Trace Element Series

Dynamic Fermentum with Peaches and Apricots was our first mixed culture product. It was a hit. Dry, acidic, funky, and very fruit forward. Instead of cleaning out the barrel, we added more base sour on top of the fruit and cultures. This would allow the new beer to still have “traces” of the Apricot and Peach flavors from DF, but overall the funk and yeast flavors would be more of the stars. In the Trace Element series, we want to let the consumer experience more of the base beer while still providing a beautifully fruited product. Tuesday 4/3, we will be having a bottle service night to kick off this beer. This beer will only be available for consumption at the brewery. We will use it as an educational tool into what sour beer is. It will be served in nice stemware designed for wine and out of Sour Boxes Nick constructed for bottle-service in the taproom. 

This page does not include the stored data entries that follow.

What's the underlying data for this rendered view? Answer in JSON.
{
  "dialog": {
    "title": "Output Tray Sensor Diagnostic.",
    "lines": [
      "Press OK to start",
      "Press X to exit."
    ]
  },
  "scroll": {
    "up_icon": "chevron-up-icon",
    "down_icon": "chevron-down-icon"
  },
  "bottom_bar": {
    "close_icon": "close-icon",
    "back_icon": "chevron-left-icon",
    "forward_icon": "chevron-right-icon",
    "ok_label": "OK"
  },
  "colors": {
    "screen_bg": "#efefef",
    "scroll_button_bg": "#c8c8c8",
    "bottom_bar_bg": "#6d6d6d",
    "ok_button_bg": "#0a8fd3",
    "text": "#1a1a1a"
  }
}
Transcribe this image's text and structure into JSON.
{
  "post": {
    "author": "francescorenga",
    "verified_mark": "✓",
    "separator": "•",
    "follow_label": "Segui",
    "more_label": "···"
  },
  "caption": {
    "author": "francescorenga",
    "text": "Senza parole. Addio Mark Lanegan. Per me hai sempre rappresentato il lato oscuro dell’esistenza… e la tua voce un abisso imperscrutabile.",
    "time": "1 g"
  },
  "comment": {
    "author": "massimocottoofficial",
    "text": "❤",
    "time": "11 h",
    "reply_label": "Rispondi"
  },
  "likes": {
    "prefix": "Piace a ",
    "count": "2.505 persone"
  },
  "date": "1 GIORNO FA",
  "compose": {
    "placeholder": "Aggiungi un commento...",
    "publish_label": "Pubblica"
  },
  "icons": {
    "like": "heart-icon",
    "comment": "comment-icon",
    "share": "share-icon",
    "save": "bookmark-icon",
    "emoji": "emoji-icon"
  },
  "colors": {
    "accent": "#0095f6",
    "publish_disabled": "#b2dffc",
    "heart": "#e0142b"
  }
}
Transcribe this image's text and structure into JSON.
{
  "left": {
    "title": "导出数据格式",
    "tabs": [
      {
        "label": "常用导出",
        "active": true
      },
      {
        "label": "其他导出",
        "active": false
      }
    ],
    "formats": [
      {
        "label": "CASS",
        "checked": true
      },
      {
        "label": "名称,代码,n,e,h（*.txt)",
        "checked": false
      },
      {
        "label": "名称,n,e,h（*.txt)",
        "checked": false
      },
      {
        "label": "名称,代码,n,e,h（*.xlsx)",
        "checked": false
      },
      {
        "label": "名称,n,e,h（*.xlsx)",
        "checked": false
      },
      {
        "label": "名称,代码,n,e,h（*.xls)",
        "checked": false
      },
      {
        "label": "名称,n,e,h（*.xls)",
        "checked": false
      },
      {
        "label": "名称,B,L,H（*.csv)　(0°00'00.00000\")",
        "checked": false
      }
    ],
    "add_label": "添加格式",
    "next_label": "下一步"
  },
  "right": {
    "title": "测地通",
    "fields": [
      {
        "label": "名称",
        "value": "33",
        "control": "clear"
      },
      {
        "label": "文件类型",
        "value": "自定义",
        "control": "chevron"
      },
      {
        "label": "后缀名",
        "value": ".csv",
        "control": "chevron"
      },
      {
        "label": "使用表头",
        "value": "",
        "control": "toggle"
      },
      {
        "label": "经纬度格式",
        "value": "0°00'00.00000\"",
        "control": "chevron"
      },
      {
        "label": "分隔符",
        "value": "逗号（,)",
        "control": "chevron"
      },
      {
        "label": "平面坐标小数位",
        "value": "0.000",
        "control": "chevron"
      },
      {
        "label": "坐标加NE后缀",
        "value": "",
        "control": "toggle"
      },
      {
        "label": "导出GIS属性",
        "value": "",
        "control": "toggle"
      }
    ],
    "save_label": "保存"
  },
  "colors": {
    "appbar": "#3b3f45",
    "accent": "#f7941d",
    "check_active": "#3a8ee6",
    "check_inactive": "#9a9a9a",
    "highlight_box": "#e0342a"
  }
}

Rehashing: Berliners, Sour Ales, Barrel Aged, Kettle Sours...

Nationally a source of confusion. What is the difference between a beer that tastes acidic/tart and a sour/wild ale? Presently, most Berliner Weisses and Gose’s are in fact “clean” beers that use a quick acidifying process called kettle souring. The souring microbes are destroyed via boiling prior to Standard Brewer’s Yeast (Saccharomyces) ferments out the sugars. Mixed Fermentation is a process where multiple types of microbes are added (Saccharomyces, Brettanomyces, Lactobacillus, and Pediococcus). These microbes are different types of yeast and bacteria. They are left in the beer, alive, to continue developing flavor. Barrels and foeders slowly allow small amounts of oxygen into the beer causing even more “funky” flavors to develop. This process takes a much longer time, creates more complex flavors, and allows the beer to continue to develop even after packaging.